While it is long past time for me to be back among my own, I can't really begrudge the last six weeks, even if it did mean being back in a world I don't enjoy. Cars, traffic, noise, crowded buildings, TV, and along with the TV a snoot full of "news." I don't know if anyone else has noticed, but the world is kind of screwed up. The vast majority of the people in the news - world leaders, decision makers, and criminals of all types (some of them the aforementioned world leaders and decision makers) - are pathetically bad excuses for human beings. This is the best we can do? If so, it would seem the human race is bent on making its presence in the cosmos short, unpleasant, and utterly inconsequential. And I have come to accept as a brutal truth an idea I once held as a merely interesting observation: the more power one has, the less human one is. So far as I have seen there are no heroes on the world's stage, just the worst our kind has to offer doing all the harm they can manage.

But that has just been a side-bar observation to doing the thing I needed to do and, like I said, the thing I came here to do is nearly done. Part of winding things up has me joining my parents for their meals at the new home. Seating is arranged to encourage people to be part of the community and my parents share their table with the only other married couple in the place. At the table next to theirs a single woman has sat alone for every meal.
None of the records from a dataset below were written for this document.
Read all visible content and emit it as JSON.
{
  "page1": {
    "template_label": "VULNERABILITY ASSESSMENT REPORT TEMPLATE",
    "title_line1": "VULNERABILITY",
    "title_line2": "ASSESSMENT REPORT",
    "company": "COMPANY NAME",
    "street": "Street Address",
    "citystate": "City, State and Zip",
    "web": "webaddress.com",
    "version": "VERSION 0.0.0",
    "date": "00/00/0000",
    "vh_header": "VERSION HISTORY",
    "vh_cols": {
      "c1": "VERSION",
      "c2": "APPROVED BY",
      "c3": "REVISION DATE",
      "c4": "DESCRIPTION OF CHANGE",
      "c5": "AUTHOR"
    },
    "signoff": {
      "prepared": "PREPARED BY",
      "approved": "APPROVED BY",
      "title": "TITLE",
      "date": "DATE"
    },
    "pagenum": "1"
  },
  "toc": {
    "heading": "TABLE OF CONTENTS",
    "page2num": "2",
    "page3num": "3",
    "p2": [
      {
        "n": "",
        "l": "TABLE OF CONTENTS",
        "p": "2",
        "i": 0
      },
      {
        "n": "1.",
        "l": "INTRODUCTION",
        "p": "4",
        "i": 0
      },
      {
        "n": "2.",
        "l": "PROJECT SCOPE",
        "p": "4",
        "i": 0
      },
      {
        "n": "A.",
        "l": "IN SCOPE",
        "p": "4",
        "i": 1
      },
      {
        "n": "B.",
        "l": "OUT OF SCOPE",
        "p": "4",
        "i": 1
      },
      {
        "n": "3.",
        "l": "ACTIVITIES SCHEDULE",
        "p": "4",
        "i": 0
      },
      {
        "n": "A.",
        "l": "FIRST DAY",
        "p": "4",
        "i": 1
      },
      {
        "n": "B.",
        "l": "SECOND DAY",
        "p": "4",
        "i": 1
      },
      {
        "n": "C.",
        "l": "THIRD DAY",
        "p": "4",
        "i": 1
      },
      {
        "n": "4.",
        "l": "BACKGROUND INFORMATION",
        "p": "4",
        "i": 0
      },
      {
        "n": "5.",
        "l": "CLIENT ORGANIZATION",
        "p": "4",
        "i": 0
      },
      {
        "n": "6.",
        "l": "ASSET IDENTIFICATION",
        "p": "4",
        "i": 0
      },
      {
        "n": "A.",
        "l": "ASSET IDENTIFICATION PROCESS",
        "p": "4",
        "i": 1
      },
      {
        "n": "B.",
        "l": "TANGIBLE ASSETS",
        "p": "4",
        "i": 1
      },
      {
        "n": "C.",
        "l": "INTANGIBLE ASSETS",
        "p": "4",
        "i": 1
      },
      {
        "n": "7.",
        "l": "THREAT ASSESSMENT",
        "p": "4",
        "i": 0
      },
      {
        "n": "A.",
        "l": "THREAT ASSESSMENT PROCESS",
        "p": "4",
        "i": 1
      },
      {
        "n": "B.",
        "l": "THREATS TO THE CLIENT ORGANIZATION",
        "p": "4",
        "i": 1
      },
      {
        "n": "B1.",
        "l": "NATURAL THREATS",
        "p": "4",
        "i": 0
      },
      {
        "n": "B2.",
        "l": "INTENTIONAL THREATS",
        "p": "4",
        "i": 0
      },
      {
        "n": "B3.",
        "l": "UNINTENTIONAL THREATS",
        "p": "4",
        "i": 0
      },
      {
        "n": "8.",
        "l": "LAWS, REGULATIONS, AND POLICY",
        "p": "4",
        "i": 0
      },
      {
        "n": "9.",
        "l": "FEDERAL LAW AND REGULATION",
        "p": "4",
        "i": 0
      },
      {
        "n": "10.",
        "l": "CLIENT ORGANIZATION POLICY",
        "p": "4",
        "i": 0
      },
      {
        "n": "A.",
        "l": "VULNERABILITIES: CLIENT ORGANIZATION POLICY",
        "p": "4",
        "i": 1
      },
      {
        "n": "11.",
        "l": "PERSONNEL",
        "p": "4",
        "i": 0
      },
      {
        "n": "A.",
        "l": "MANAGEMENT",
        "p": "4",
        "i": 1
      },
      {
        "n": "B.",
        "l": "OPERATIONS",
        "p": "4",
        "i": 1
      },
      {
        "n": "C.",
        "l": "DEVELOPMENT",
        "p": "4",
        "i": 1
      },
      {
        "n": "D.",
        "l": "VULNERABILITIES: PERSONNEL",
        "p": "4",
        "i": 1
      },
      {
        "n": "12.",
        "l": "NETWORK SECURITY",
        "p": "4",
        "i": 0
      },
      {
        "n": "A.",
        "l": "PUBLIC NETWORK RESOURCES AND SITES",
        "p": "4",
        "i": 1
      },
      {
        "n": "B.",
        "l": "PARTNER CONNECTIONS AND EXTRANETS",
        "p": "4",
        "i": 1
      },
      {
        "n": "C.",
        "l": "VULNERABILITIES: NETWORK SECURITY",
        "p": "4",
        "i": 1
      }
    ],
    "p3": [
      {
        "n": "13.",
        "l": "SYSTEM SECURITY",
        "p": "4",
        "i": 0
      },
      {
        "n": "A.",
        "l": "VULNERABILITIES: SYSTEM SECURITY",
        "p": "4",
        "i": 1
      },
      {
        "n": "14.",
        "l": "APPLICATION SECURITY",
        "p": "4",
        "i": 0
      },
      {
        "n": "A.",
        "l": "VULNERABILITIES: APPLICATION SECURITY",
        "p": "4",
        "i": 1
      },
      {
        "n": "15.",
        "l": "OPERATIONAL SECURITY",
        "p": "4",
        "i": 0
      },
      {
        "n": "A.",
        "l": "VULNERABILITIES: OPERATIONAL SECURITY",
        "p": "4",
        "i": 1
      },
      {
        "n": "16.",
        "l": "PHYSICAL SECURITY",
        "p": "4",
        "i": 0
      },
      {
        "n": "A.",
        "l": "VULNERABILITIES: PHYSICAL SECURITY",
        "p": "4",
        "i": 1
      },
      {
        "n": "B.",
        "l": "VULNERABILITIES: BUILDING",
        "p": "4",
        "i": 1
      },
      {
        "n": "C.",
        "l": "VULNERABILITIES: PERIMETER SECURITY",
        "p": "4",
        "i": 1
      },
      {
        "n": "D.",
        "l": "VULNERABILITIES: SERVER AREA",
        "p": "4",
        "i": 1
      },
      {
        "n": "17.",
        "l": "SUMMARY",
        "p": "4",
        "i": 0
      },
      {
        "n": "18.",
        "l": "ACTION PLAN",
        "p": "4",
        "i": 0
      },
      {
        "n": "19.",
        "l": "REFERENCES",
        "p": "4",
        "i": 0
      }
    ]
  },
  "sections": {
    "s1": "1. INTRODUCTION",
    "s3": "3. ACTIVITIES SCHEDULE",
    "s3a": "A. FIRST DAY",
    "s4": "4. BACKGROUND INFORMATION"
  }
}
That seemed a bit strange to me, so last night I pushed my chair back and met Mary.

Mary is a war widow. Yes, THAT war. As a newlywed she lost her young husband in the Battle of the Bulge. She never remarried. You can see why in the echo of the love that still shines in her eyes these seven decades after her loss. Her brother was killed in that war as well, though she didn't tell me exactly where or how.
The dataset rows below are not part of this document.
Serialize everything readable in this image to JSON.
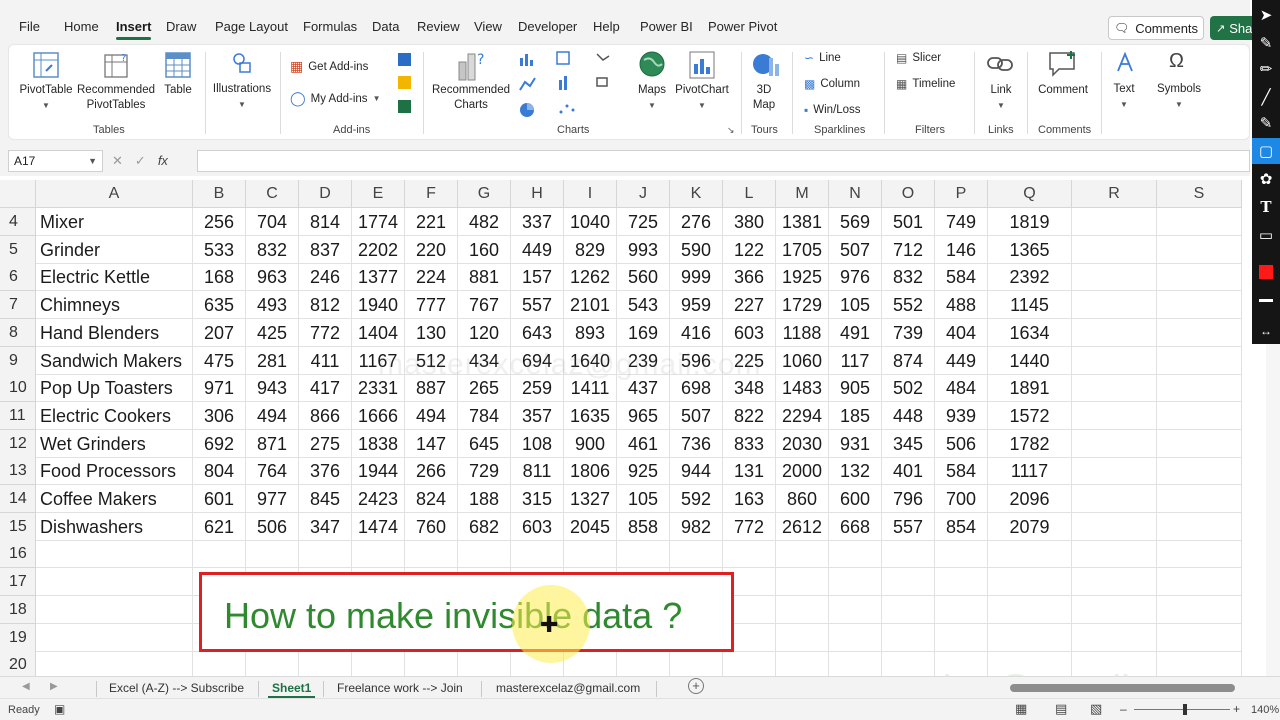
{
  "menu": {
    "items": [
      "File",
      "Home",
      "Insert",
      "Draw",
      "Page Layout",
      "Formulas",
      "Data",
      "Review",
      "View",
      "Developer",
      "Help",
      "Power BI",
      "Power Pivot"
    ],
    "active": "Insert",
    "comments_label": "Comments",
    "share_label": "Share"
  },
  "ribbon": {
    "tables": {
      "pivottable": "PivotTable",
      "recommended": "Recommended PivotTables",
      "table": "Table",
      "group": "Tables"
    },
    "illustrations": {
      "label": "Illustrations"
    },
    "addins": {
      "get": "Get Add-ins",
      "my": "My Add-ins",
      "group": "Add-ins"
    },
    "charts": {
      "recommended": "Recommended Charts",
      "maps": "Maps",
      "pivotchart": "PivotChart",
      "group": "Charts"
    },
    "tours": {
      "map3d": "3D Map",
      "group": "Tours"
    },
    "sparklines": {
      "line": "Line",
      "column": "Column",
      "winloss": "Win/Loss",
      "group": "Sparklines"
    },
    "filters": {
      "slicer": "Slicer",
      "timeline": "Timeline",
      "group": "Filters"
    },
    "links": {
      "link": "Link",
      "group": "Links"
    },
    "comments": {
      "comment": "Comment",
      "group": "Comments"
    },
    "text": {
      "label": "Text"
    },
    "symbols": {
      "label": "Symbols"
    }
  },
  "formula_bar": {
    "namebox": "A17",
    "fx": "fx",
    "value": ""
  },
  "columns": [
    "A",
    "B",
    "C",
    "D",
    "E",
    "F",
    "G",
    "H",
    "I",
    "J",
    "K",
    "L",
    "M",
    "N",
    "O",
    "P",
    "Q",
    "R",
    "S"
  ],
  "rows": [
    {
      "num": "4",
      "name": "Mixer",
      "values": [
        "256",
        "704",
        "814",
        "1774",
        "221",
        "482",
        "337",
        "1040",
        "725",
        "276",
        "380",
        "1381",
        "569",
        "501",
        "749",
        "1819"
      ]
    },
    {
      "num": "5",
      "name": "Grinder",
      "values": [
        "533",
        "832",
        "837",
        "2202",
        "220",
        "160",
        "449",
        "829",
        "993",
        "590",
        "122",
        "1705",
        "507",
        "712",
        "146",
        "1365"
      ]
    },
    {
      "num": "6",
      "name": "Electric Kettle",
      "values": [
        "168",
        "963",
        "246",
        "1377",
        "224",
        "881",
        "157",
        "1262",
        "560",
        "999",
        "366",
        "1925",
        "976",
        "832",
        "584",
        "2392"
      ]
    },
    {
      "num": "7",
      "name": "Chimneys",
      "values": [
        "635",
        "493",
        "812",
        "1940",
        "777",
        "767",
        "557",
        "2101",
        "543",
        "959",
        "227",
        "1729",
        "105",
        "552",
        "488",
        "1145"
      ]
    },
    {
      "num": "8",
      "name": "Hand Blenders",
      "values": [
        "207",
        "425",
        "772",
        "1404",
        "130",
        "120",
        "643",
        "893",
        "169",
        "416",
        "603",
        "1188",
        "491",
        "739",
        "404",
        "1634"
      ]
    },
    {
      "num": "9",
      "name": "Sandwich Makers",
      "values": [
        "475",
        "281",
        "411",
        "1167",
        "512",
        "434",
        "694",
        "1640",
        "239",
        "596",
        "225",
        "1060",
        "117",
        "874",
        "449",
        "1440"
      ]
    },
    {
      "num": "10",
      "name": "Pop Up Toasters",
      "values": [
        "971",
        "943",
        "417",
        "2331",
        "887",
        "265",
        "259",
        "1411",
        "437",
        "698",
        "348",
        "1483",
        "905",
        "502",
        "484",
        "1891"
      ]
    },
    {
      "num": "11",
      "name": "Electric Cookers",
      "values": [
        "306",
        "494",
        "866",
        "1666",
        "494",
        "784",
        "357",
        "1635",
        "965",
        "507",
        "822",
        "2294",
        "185",
        "448",
        "939",
        "1572"
      ]
    },
    {
      "num": "12",
      "name": "Wet Grinders",
      "values": [
        "692",
        "871",
        "275",
        "1838",
        "147",
        "645",
        "108",
        "900",
        "461",
        "736",
        "833",
        "2030",
        "931",
        "345",
        "506",
        "1782"
      ]
    },
    {
      "num": "13",
      "name": "Food Processors",
      "values": [
        "804",
        "764",
        "376",
        "1944",
        "266",
        "729",
        "811",
        "1806",
        "925",
        "944",
        "131",
        "2000",
        "132",
        "401",
        "584",
        "1117"
      ]
    },
    {
      "num": "14",
      "name": "Coffee Makers",
      "values": [
        "601",
        "977",
        "845",
        "2423",
        "824",
        "188",
        "315",
        "1327",
        "105",
        "592",
        "163",
        "860",
        "600",
        "796",
        "700",
        "2096"
      ]
    },
    {
      "num": "15",
      "name": "Dishwashers",
      "values": [
        "621",
        "506",
        "347",
        "1474",
        "760",
        "682",
        "603",
        "2045",
        "858",
        "982",
        "772",
        "2612",
        "668",
        "557",
        "854",
        "2079"
      ]
    },
    {
      "num": "16",
      "name": "",
      "values": []
    },
    {
      "num": "17",
      "name": "",
      "values": []
    },
    {
      "num": "18",
      "name": "",
      "values": []
    },
    {
      "num": "19",
      "name": "",
      "values": []
    },
    {
      "num": "20",
      "name": "",
      "values": []
    }
  ],
  "callout": {
    "text": "How to make invisible data ?"
  },
  "watermark": "masterexcelaz@gmail.com",
  "sheet_tabs": [
    "Excel (A-Z) --> Subscribe",
    "Sheet1",
    "Freelance work --> Join",
    "masterexcelaz@gmail.com"
  ],
  "active_sheet": "Sheet1",
  "status": {
    "ready": "Ready",
    "zoom": "140%"
  },
  "colors": {
    "accent": "#1e7145",
    "callout_border": "#e02020",
    "callout_text": "#2f8a2f"
  },
  "draw_tools": [
    "select-icon",
    "pen-icon",
    "highlighter-icon",
    "pencil-icon",
    "marker-icon",
    "rectangle-icon",
    "palette-icon",
    "text-icon",
    "eraser-icon",
    "red-color-icon",
    "line-weight-icon",
    "swap-icon"
  ]
}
Alone, Mary raised a daughter who never knew her father. She told me her story without a hint of self-pity or a single word of complaint.  In fact she smiled a lot, and laughed, and explained that she normally sat alone because many of the others are uncomfortable around her. Having spent some time with her, my guess is they are just worn down by her exuberance. I am 30+ years her junior and can usually hold my own when it comes to slinging words, but I was hard pressed to volley some of her serves.  Her court is no place for the timid or the shy.  And while I believe I held up the honor of telling sailor's tales well, I had no match for her life's story or the style with which she has lived it. Somehow, in a life marred with a hurt too deep for me to imagine, she found joy enough to share.
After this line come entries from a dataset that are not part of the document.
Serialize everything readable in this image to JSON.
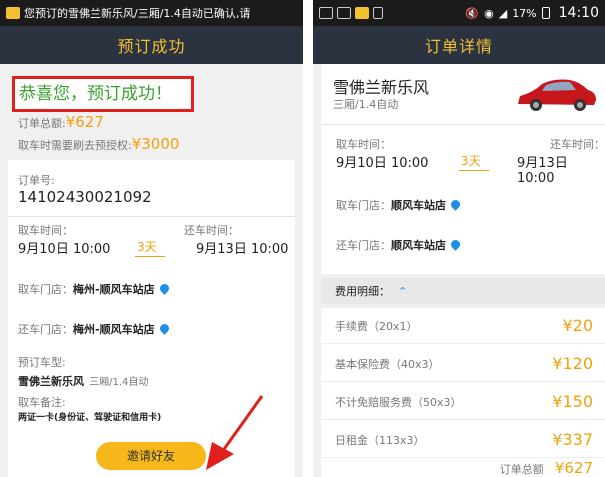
{
  "left": {
    "status_text": "您预订的雪佛兰新乐风/三厢/1.4自动已确认,请",
    "title": "预订成功",
    "success_message": "恭喜您，预订成功！",
    "order_total_label": "订单总额:",
    "order_total_value": "¥627",
    "preauth_label": "取车时需要刷去预授权:",
    "preauth_value": "¥3000",
    "order_no_label": "订单号:",
    "order_no": "14102430021092",
    "pickup_time_label": "取车时间：",
    "pickup_time": "9月10日 10:00",
    "days": "3天",
    "return_time_label": "还车时间：",
    "return_time": "9月13日 10:00",
    "pickup_store_label": "取车门店：",
    "pickup_store": "梅州-顺风车站店",
    "return_store_label": "还车门店：",
    "return_store": "梅州-顺风车站店",
    "car_type_label": "预订车型:",
    "car_name": "雪佛兰新乐风",
    "car_spec": "三厢/1.4自动",
    "note_label": "取车备注:",
    "note": "两证一卡(身份证、驾驶证和信用卡)",
    "invite_button": "邀请好友"
  },
  "right": {
    "status_battery": "17%",
    "status_time": "14:10",
    "title": "订单详情",
    "car_name": "雪佛兰新乐风",
    "car_spec": "三厢/1.4自动",
    "pickup_time_label": "取车时间：",
    "pickup_time": "9月10日 10:00",
    "days": "3天",
    "return_time_label": "还车时间：",
    "return_time": "9月13日 10:00",
    "pickup_store_label": "取车门店：",
    "pickup_store": "顺风车站店",
    "return_store_label": "还车门店：",
    "return_store": "顺风车站店",
    "fee_section_label": "费用明细：",
    "fees": [
      {
        "label": "手续费（20x1）",
        "amount": "¥20"
      },
      {
        "label": "基本保险费（40x3）",
        "amount": "¥120"
      },
      {
        "label": "不计免赔服务费（50x3）",
        "amount": "¥150"
      },
      {
        "label": "日租金（113x3）",
        "amount": "¥337"
      }
    ],
    "order_total_label": "订单总额",
    "order_total_value": "¥627"
  },
  "colors": {
    "accent": "#f0a20c",
    "title_text": "#f3c02f",
    "header_bg": "#2b3240",
    "success_green": "#3aa12e",
    "highlight_red": "#e0201a",
    "pin_blue": "#1e8ee6"
  }
}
I'm going home soon, but I got the chance to meet one last hero before I do.

2 comments:

Robert Salnick said...

Wow. All I can say is wow.

Rharriscpa said...

Amazing story and you tell it so well. Mary sounds like quite a woman. While in Korea last year I visited the Korean War memorial and heard the stories of women from the US whose remains are being sent there to finally join their husbands who died in the Korean War.